Commercial dairies, industrial cheese makers, and distributors prefer pasteurized milk for practical reasons. Pasteurization permits more handling and long-distance shipping. On most commercial dairies, the farmer pours milk into a refrigerated bulk tank after each milking. Every few days, a truck comes to collect the farmer's raw milk. The milk from many farms and thousands of cows is blended together in the truck and bottling plant. 'The risk of contamination-which only takes one diseased cow or dirty udder-is too great,' writes Harold McGee in On Food and Cooking. Though it is not fail-safe, pasteurization can prevent a batch of contaminated milk from one unhealthy cow or dirty nozzle from tainting the clean milk from hundreds of cows.

Another practical benefit of pasteurization for the dairy industry is longer storage. Standard pasteurization extends the shelf life of milk from one week to two or three weeks. Ultra-pasteurized milk keeps for more than eight weeks. Aseptic UHT milk does not need to be refrigerated at all and can last for ten months.

Food preservation has a long and noble history. Some traditional foods, such as honey, wine, and cheese, are designed to keep. Raw milk, however, is not one of them. Here's a wise rule of thumb: Eat foods that will spoil-but eat them before they do.

For all its benefits, pasteurization is not perfect. In practice, pasteurization can have an unsavory effect on hygiene. It allows less scrupulous dairy farmers to be lax with animal health and milk handling. They count on pasteurization to destroy pathogens-at least the heat-sensitive ones-that may have contaminated milk. Inspection of dairy herds for disease is not required for milk destined for pasteurization. On dairy farms licensed to sell raw milk, herds are tested regularly.
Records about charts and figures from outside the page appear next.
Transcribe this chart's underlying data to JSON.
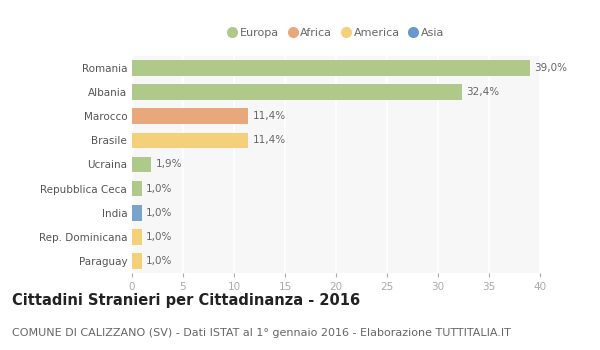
{
  "categories": [
    "Romania",
    "Albania",
    "Marocco",
    "Brasile",
    "Ucraina",
    "Repubblica Ceca",
    "India",
    "Rep. Dominicana",
    "Paraguay"
  ],
  "values": [
    39.0,
    32.4,
    11.4,
    11.4,
    1.9,
    1.0,
    1.0,
    1.0,
    1.0
  ],
  "labels": [
    "39,0%",
    "32,4%",
    "11,4%",
    "11,4%",
    "1,9%",
    "1,0%",
    "1,0%",
    "1,0%",
    "1,0%"
  ],
  "colors": [
    "#aec98a",
    "#aec98a",
    "#e8a87c",
    "#f5d07a",
    "#aec98a",
    "#aec98a",
    "#7aa3cc",
    "#f5d07a",
    "#f5d07a"
  ],
  "legend": [
    {
      "label": "Europa",
      "color": "#aec98a"
    },
    {
      "label": "Africa",
      "color": "#e8a87c"
    },
    {
      "label": "America",
      "color": "#f5d07a"
    },
    {
      "label": "Asia",
      "color": "#6699cc"
    }
  ],
  "xlim": [
    0,
    40
  ],
  "xticks": [
    0,
    5,
    10,
    15,
    20,
    25,
    30,
    35,
    40
  ],
  "title_bold": "Cittadini Stranieri per Cittadinanza - 2016",
  "subtitle": "COMUNE DI CALIZZANO (SV) - Dati ISTAT al 1° gennaio 2016 - Elaborazione TUTTITALIA.IT",
  "bg_color": "#ffffff",
  "plot_bg_color": "#f7f7f7",
  "grid_color": "#ffffff",
  "title_fontsize": 10.5,
  "subtitle_fontsize": 8,
  "label_fontsize": 7.5,
  "tick_fontsize": 7.5,
  "bar_height": 0.65
}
Nor is pasteurization a guarantee against food poisoning. Listeria, for example, can survive at temperatures of 150 degrees Fahrenheit-hotter than gentle pasteurization. Moreover, both raw and pasteurized milk can carry pathogens. Pasteurized milk may be contaminated at any point-during handling, transport, storage, or cheese making. Many cases of pasteurized milk and cheese tainted by Listeria, salmonella, and campylobacter have been reported.

It is striking that outbreaks of diseases such as salmonella have risen steadily since pasteurization became standard. No one is certain why. Salmonella and E. coli do thrive under the conditions typical in factory farms, including grain-feeding, crowding, and rapid, mechanized slaughter. Overuse of antibiotics on factory farms has also led to resistance to common antibiotics in strains of salmonella, campylobacter, and E. coli. Whatever the reason, the rise of these food-borne pathogens cannot be blamed on raw milk. The sequence is backward.